Safe OUTside the System: The SOS Collective

Safe OUTside the System: The SOS Collective

The SOS Collective works to challenge violence that affects LGBTSTGNC people of color. We are guided by the belief that strategies that increase the police presence and the criminalization of our communities do not create safety. Therefore we utilize strategies of community accountability to challenge violence.

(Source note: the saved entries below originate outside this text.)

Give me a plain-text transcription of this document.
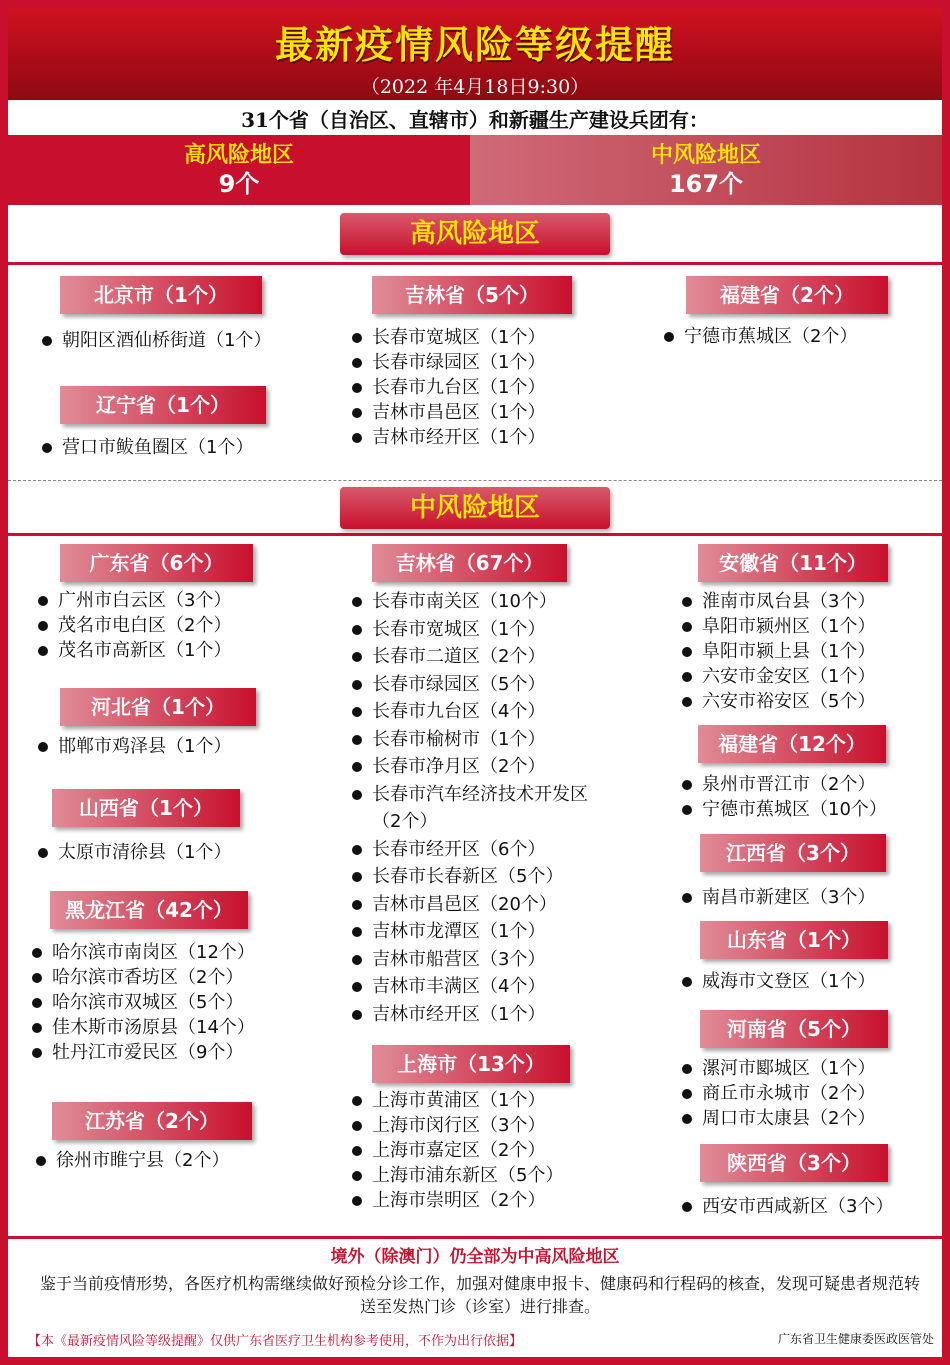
最新疫情风险等级提醒
（2022 年4月18日9:30）
31个省（自治区、直辖市）和新疆生产建设兵团有：
高风险地区
9个
中风险地区
167个
高风险地区
北京市（1个）
朝阳区酒仙桥街道（1个）
辽宁省（1个）
营口市鲅鱼圈区（1个）
吉林省（5个）
长春市宽城区（1个）
长春市绿园区（1个）
长春市九台区（1个）
吉林市昌邑区（1个）
吉林市经开区（1个）
福建省（2个）
宁德市蕉城区（2个）
中风险地区
广东省（6个）
广州市白云区（3个）
茂名市电白区（2个）
茂名市高新区（1个）
河北省（1个）
邯郸市鸡泽县（1个）
山西省（1个）
太原市清徐县（1个）
黑龙江省（42个）
哈尔滨市南岗区（12个）
哈尔滨市香坊区（2个）
哈尔滨市双城区（5个）
佳木斯市汤原县（14个）
牡丹江市爱民区（9个）
江苏省（2个）
徐州市睢宁县（2个）
吉林省（67个）
长春市南关区（10个）
长春市宽城区（1个）
长春市二道区（2个）
长春市绿园区（5个）
长春市九台区（4个）
长春市榆树市（1个）
长春市净月区（2个）
长春市汽车经济技术开发区（2个）
长春市经开区（6个）
长春市长春新区（5个）
吉林市昌邑区（20个）
吉林市龙潭区（1个）
吉林市船营区（3个）
吉林市丰满区（4个）
吉林市经开区（1个）
上海市（13个）
上海市黄浦区（1个）
上海市闵行区（3个）
上海市嘉定区（2个）
上海市浦东新区（5个）
上海市崇明区（2个）
安徽省（11个）
淮南市凤台县（3个）
阜阳市颍州区（1个）
阜阳市颍上县（1个）
六安市金安区（1个）
六安市裕安区（5个）
福建省（12个）
泉州市晋江市（2个）
宁德市蕉城区（10个）
江西省（3个）
南昌市新建区（3个）
山东省（1个）
威海市文登区（1个）
河南省（5个）
漯河市郾城区（1个）
商丘市永城市（2个）
周口市太康县（2个）
陕西省（3个）
西安市西咸新区（3个）
境外（除澳门）仍全部为中高风险地区
鉴于当前疫情形势，各医疗机构需继续做好预检分诊工作，加强对健康申报卡、健康码和行程码的核查，发现可疑患者规范转送至发热门诊（诊室）进行排查。
【本《最新疫情风险等级提醒》仅供广东省医疗卫生机构参考使用，不作为出行依据】	广东省卫生健康委医政医管处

2nd Annual Safe Neighborhood Summit

Saturday, April 25th, 2009 12pm-6pm, Brooklyn, NY

The Safe OUTside the System Collective of the Audre Lorde Project is proud to host the Second Annual Safe Neighborhood Summit, the most significant annual event for the S.O.S. Collective's Safe Neighborhood Campaign, which works directly with the local community to prevent and intervene in anti-LGBTSTGNC violence without relying on the police. Last year's Safe Neighborhood Summit inspired and educate over 80 Central Brooklyn Community members on how to prevent and intervene in violence with free workshops, performances, and speakers. We hope to continue the tradition this year.

Find out more.

Join Us

  • Membership within the SOS Collective is open to all LGBTSTGNC people of color who live in Bed-Stuy or surrounding neighborhoods in Brooklyn.
  • We have open meetings every 1st and 3rd Tuesday of the month.
  • Although our meetings are not open to allies, we welcome the support of our non-LGBTSTGNC and white allies. Please contact us at 718.596.0342 ext. 22 to learn how you can support our work.

Current Work

  • In the past years the LGBTSTGNC communities of color within Bedford Stuyvesant Campaign have experienced a rash of violent murders, assaults, and general harassment.
  • We are working on developing a local campaign in Bed-Stuy that addresses both street violence and police violence.
  • We hope to use models of community accountability as alternative to increased policing and even harsher sentencing.

History

  • The Working Group on Police and State Violence (now SOS Collective) began in 1997 in response to a rash of street violence, repressive state violence tactics, an increase of police harassment, and brutality, and the “Quality of Life” policies of the Giuliani administration.
  • In working to build a citywide movement, the WGPV participated in founding the Coalition Against Police Brutality (CAPB). With the other POC based organizations part of CAPB, the working group helped organized People’s Justice 2000, 41 days of action in the wake of Diallo and Louima, and annual Racial Justice Day (RJD) events, where the families of those who have been brutalized and killed at the hands of the NYPD raise their voices and demand justice.
  • In our work, we have also taken on cases of community members, such as Jalea Lamot, a trans woman who, along with her family, was brutalized and arrested in her home by the NYCHA police.
  • In addressing the broader issues of State Violence, we have collaborated with other POC organizations both citywide and nationally (TWW-Peace Action Coalition and Racial Justice 911, respectively) in response to post September 11th government policies and practices.
  • We also held two War Against Terror Meetings, which worked to build and make visible an analysis of how homophobia and trans-phobia are cornerstones of the right wing agenda. And that this agenda is responsible for the repressive practices the “war on terror” and how LGBTSTGNC people are impacted on a daily basis.
  • The WGPV also helped coordinate Operation Homeland Resistance, a civil disobedience after the invasion of Iraq, which connected oppressive tactics at home to imperialist war of aggression abroad.